According to Decrypt's coverage of the analysis, this isn't some distant theoretical threat. The vulnerability is real, measurable, and concentrated in specific places—namely cryptocurrency exchanges where users store their digital assets.
So why does this matter now?
Quantum computers don't exist yet in weaponizable form. But they're coming. And when they do arrive at sufficient scale, they could theoretically crack the cryptographic algorithms that currently protect Bitcoin's security. The math that keeps your Bitcoin safe today might look like a children's puzzle to a fully-realized quantum computer.
Look, this is particularly nasty because Bitcoin's security relies on elliptic curve cryptography—the same encryption standard that protects everything from bank transfers to military communications.
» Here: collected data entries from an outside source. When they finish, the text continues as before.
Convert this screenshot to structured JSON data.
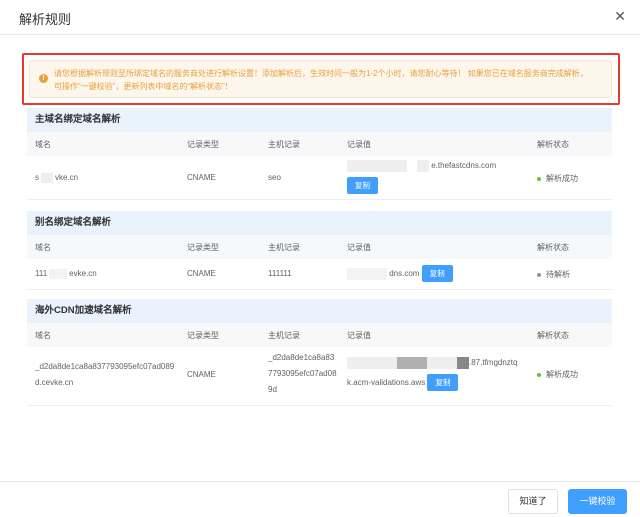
{
  "dialog": {
    "title": "解析规则",
    "close_icon": "close-icon"
  },
  "alert": {
    "text": "请您根据解析规则至所绑定域名的服务商处进行解析设置！添加解析后，生效时间一般为1-2个小时，请您耐心等待！ 如果您已在域名服务商完成解析，可操作“一键校验”，更新列表中域名的“解析状态”！",
    "icon": "warning-icon"
  },
  "columns": {
    "domain": "域名",
    "type": "记录类型",
    "host": "主机记录",
    "value": "记录值",
    "status": "解析状态"
  },
  "copy_label": "复制",
  "colors": {
    "success": "#67c23a",
    "pending": "#909399",
    "primary": "#409eff",
    "warning": "#e6a23c"
  },
  "sections": [
    {
      "title": "主域名绑定域名解析",
      "row": {
        "domain_a": "s",
        "domain_b": "vke.cn",
        "type": "CNAME",
        "host": "seo",
        "value": "e.thefastcdns.com",
        "status": "解析成功"
      }
    },
    {
      "title": "别名绑定域名解析",
      "row": {
        "domain_a": "111",
        "domain_b": "evke.cn",
        "type": "CNAME",
        "host": "111111",
        "value": "dns.com",
        "status": "待解析"
      }
    },
    {
      "title": "海外CDN加速域名解析",
      "row": {
        "domain_a": "_d2da8de1ca8a837793095efc07ad089",
        "domain_b": "d.cevke.cn",
        "type": "CNAME",
        "host_a": "_d2da8de1ca8a83",
        "host_b": "7793095efc07ad08",
        "host_c": "9d",
        "value_a": ".87.tfmgdnztq",
        "value_b": "k.acm-validations.aws",
        "status": "解析成功"
      }
    }
  ],
  "footer": {
    "ok_label": "知道了",
    "verify_label": "一键校验"
  }
}
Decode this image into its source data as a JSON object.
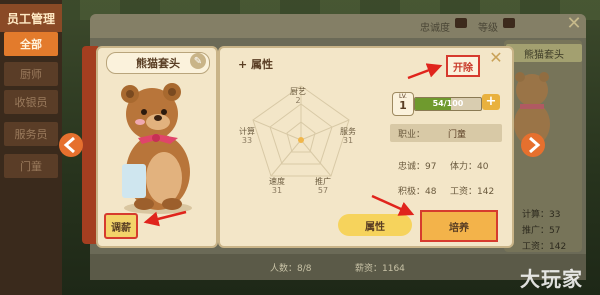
{
  "sidebar": {
    "title": "员工管理",
    "items": [
      {
        "label": "全部",
        "active": true
      },
      {
        "label": "厨师",
        "active": false
      },
      {
        "label": "收银员",
        "active": false
      },
      {
        "label": "服务员",
        "active": false
      },
      {
        "label": "门童",
        "active": false
      }
    ]
  },
  "background": {
    "sort_loyalty": "忠诚度",
    "sort_level": "等级",
    "right_card_title": "熊猫套头",
    "right_card_stats": [
      "计算：33",
      "推广：57",
      "工资：142"
    ],
    "headcount": "人数：8/8",
    "total_wage": "薪资：1164"
  },
  "employee": {
    "name": "熊猫套头",
    "promote_label": "调薪",
    "fire_label": "开除",
    "attr_heading": "属性",
    "level_prefix": "LV.",
    "level": "1",
    "xp_text": "54/100",
    "xp_fraction": 0.54,
    "job_label": "职业：",
    "job_value": "门童",
    "loyalty": "忠诚：97",
    "stamina": "体力：40",
    "rank": "积极：48",
    "wage": "工资：142",
    "radar": [
      {
        "label": "厨艺",
        "value": "2"
      },
      {
        "label": "服务",
        "value": "31"
      },
      {
        "label": "推广",
        "value": "57"
      },
      {
        "label": "速度",
        "value": "31"
      },
      {
        "label": "计算",
        "value": "33"
      }
    ]
  },
  "buttons": {
    "attributes": "属性",
    "train": "培养"
  },
  "watermark": "大玩家",
  "colors": {
    "accent_orange": "#e37b2c",
    "highlight_red": "#d63b2e",
    "panel_cream": "#f3e6c8",
    "xp_green": "#6f9a2e"
  }
}
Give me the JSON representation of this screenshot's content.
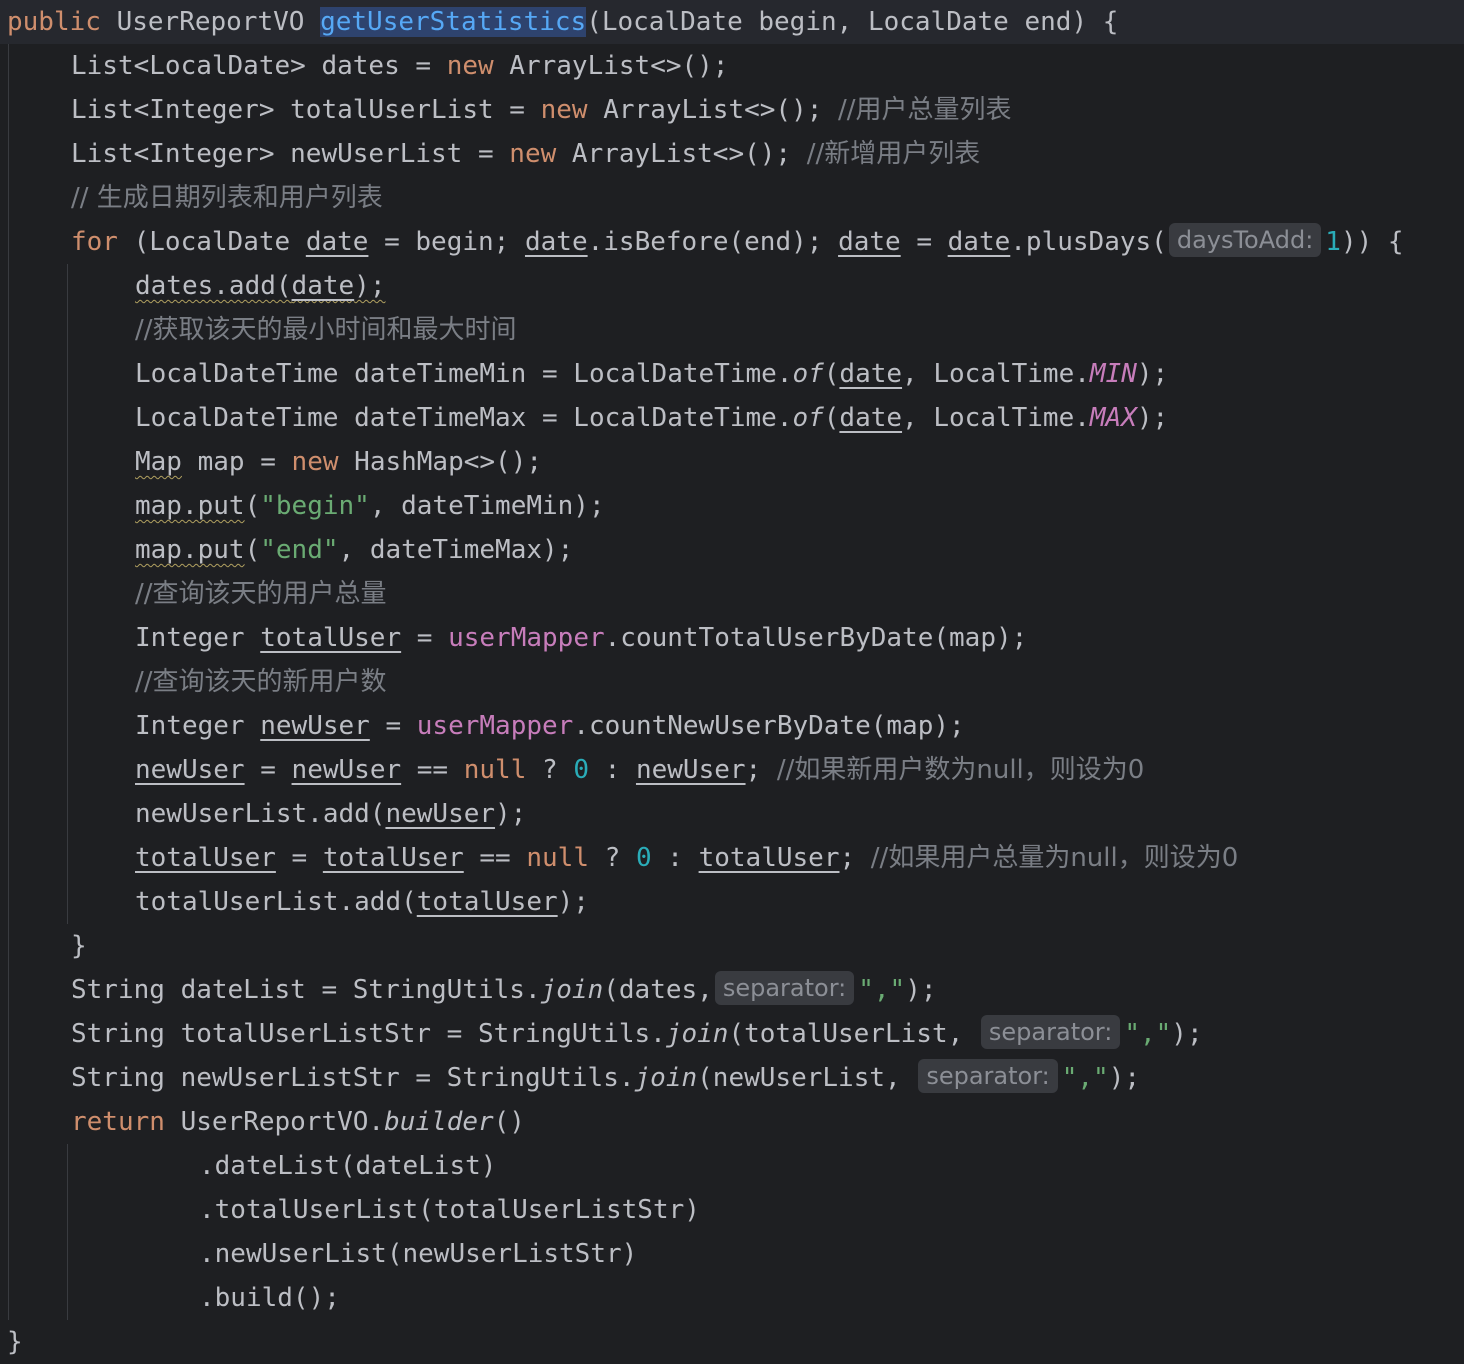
{
  "code": {
    "signature": {
      "kw_public": "public",
      "type": "UserReportVO",
      "method": "getUserStatistics",
      "params": "(LocalDate begin, LocalDate end) {"
    },
    "l2": {
      "t1": "List<LocalDate> dates = ",
      "kw": "new",
      "t2": " ArrayList<>();"
    },
    "l3": {
      "t1": "List<Integer> totalUserList = ",
      "kw": "new",
      "t2": " ArrayList<>(); ",
      "cmt": "//用户总量列表"
    },
    "l4": {
      "t1": "List<Integer> newUserList = ",
      "kw": "new",
      "t2": " ArrayList<>(); ",
      "cmt": "//新增用户列表"
    },
    "l5": {
      "cmt": "// 生成日期列表和用户列表"
    },
    "l6": {
      "kw": "for",
      "t1": " (LocalDate ",
      "v1": "date",
      "t2": " = begin; ",
      "v2": "date",
      "t3": ".isBefore(end); ",
      "v3": "date",
      "t4": " = ",
      "v4": "date",
      "t5": ".plusDays(",
      "hint": "daysToAdd:",
      "num": "1",
      "t6": ")) {"
    },
    "l7": {
      "t1": "dates.add(",
      "v1": "date",
      "t2": ");"
    },
    "l8": {
      "cmt": "//获取该天的最小时间和最大时间"
    },
    "l9": {
      "t1": "LocalDateTime dateTimeMin = LocalDateTime.",
      "st": "of",
      "t2": "(",
      "v1": "date",
      "t3": ", LocalTime.",
      "c": "MIN",
      "t4": ");"
    },
    "l10": {
      "t1": "LocalDateTime dateTimeMax = LocalDateTime.",
      "st": "of",
      "t2": "(",
      "v1": "date",
      "t3": ", LocalTime.",
      "c": "MAX",
      "t4": ");"
    },
    "l11": {
      "w": "Map",
      "t1": " map = ",
      "kw": "new",
      "t2": " HashMap<>();"
    },
    "l12": {
      "w": "map.put",
      "t1": "(",
      "s": "\"begin\"",
      "t2": ", dateTimeMin);"
    },
    "l13": {
      "w": "map.put",
      "t1": "(",
      "s": "\"end\"",
      "t2": ", dateTimeMax);"
    },
    "l14": {
      "cmt": "//查询该天的用户总量"
    },
    "l15": {
      "t1": "Integer ",
      "v1": "totalUser",
      "t2": " = ",
      "f": "userMapper",
      "t3": ".countTotalUserByDate(map);"
    },
    "l16": {
      "cmt": "//查询该天的新用户数"
    },
    "l17": {
      "t1": "Integer ",
      "v1": "newUser",
      "t2": " = ",
      "f": "userMapper",
      "t3": ".countNewUserByDate(map);"
    },
    "l18": {
      "v1": "newUser",
      "t1": " = ",
      "v2": "newUser",
      "t2": " == ",
      "kw": "null",
      "t3": " ? ",
      "num": "0",
      "t4": " : ",
      "v3": "newUser",
      "t5": "; ",
      "cmt": "//如果新用户数为null，则设为0"
    },
    "l19": {
      "t1": "newUserList.add(",
      "v1": "newUser",
      "t2": ");"
    },
    "l20": {
      "v1": "totalUser",
      "t1": " = ",
      "v2": "totalUser",
      "t2": " == ",
      "kw": "null",
      "t3": " ? ",
      "num": "0",
      "t4": " : ",
      "v3": "totalUser",
      "t5": "; ",
      "cmt": "//如果用户总量为null，则设为0"
    },
    "l21": {
      "t1": "totalUserList.add(",
      "v1": "totalUser",
      "t2": ");"
    },
    "l22": {
      "t1": "}"
    },
    "l23": {
      "t1": "String dateList = StringUtils.",
      "st": "join",
      "t2": "(dates,",
      "hint": "separator:",
      "s": "\",\"",
      "t3": ");"
    },
    "l24": {
      "t1": "String totalUserListStr = StringUtils.",
      "st": "join",
      "t2": "(totalUserList, ",
      "hint": "separator:",
      "s": "\",\"",
      "t3": ");"
    },
    "l25": {
      "t1": "String newUserListStr = StringUtils.",
      "st": "join",
      "t2": "(newUserList, ",
      "hint": "separator:",
      "s": "\",\"",
      "t3": ");"
    },
    "l26": {
      "kw": "return",
      "t1": " UserReportVO.",
      "st": "builder",
      "t2": "()"
    },
    "l27": {
      "t1": ".dateList(dateList)"
    },
    "l28": {
      "t1": ".totalUserList(totalUserListStr)"
    },
    "l29": {
      "t1": ".newUserList(newUserListStr)"
    },
    "l30": {
      "t1": ".build();"
    },
    "l31": {
      "t1": "}"
    }
  },
  "colors": {
    "background": "#1e1f22",
    "keyword": "#cf8e6d",
    "method_highlight": "#56a8f5",
    "string": "#6aab73",
    "number": "#2aacb8",
    "comment": "#7a7e85",
    "field": "#c77dbb"
  }
}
A quantum computer powerful enough to break Bitcoin could break a lot of other things too.
Glassnode's research identified exchanges as the primary weak point. When you hold Bitcoin on Coinbase, Kraken, or any other major exchange, you're trusting their infrastructure with your digital keys. And that infrastructure? It's potentially exposed to quantum threats once those computers mature.
The $500 billion figure assumes that attackers could access Bitcoin wallets on exchanges and potentially identify private keys before Bitcoin's network can implement quantum-resistant upgrades. It's not a guarantee of loss—it's a window of vulnerability that exists in the time between when quantum computers become powerful enough and when the Bitcoin network actually implements defenses.
But here's the thing: Bitcoin developers aren't sitting idle.
The community has been aware of this quantum computing problem for years. There's active work happening on quantum-resistant cryptography standards. Bitcoin Core developers are discussing upgrade paths. The difficulty is that pushing through a network-wide security upgrade on Bitcoin requires consensus across thousands of independent nodes, and that process moves slowly by design.
And then there's the timing problem. Frankly, this should have been caught and planned for sooner, though to be fair, quantum computing timelines keep shifting. Some experts thought we'd have cryptographically relevant quantum computers by now. Others estimate they're still 15-20 years away.
For individual Bitcoin holders, the implications depend heavily on where you store your coins. If you hold your private keys yourself using a hardware wallet or cold storage, you're not directly exposed to exchange infrastructure risks—though you'd still eventually need Bitcoin itself to upgrade. If you're holding Bitcoin on an exchange, you're in the vulnerable category that Glassnode is warning about.
What can investors do right now? Some are already moving their holdings off exchanges. Others are watching for news about Bitcoin's quantum resistance upgrades. And the savvy ones are asking hard questions about which exchanges are taking this threat seriously and planning ahead.
The real question is whether Bitcoin can coordinate a security upgrade before quantum computers become a genuine threat. The network has survived hard forks and upgrades before. But nothing quite like this—a coordinated, global transition to quantum-resistant cryptography on the world's largest cryptocurrency.
Decrypt's reporting of the Glassnode analysis puts a number to a risk that many in the crypto community knew existed but hadn't fully quantified. $500 billion isn't theoretical anymore. It's a specific amount of wealth with a specific threat attached to it.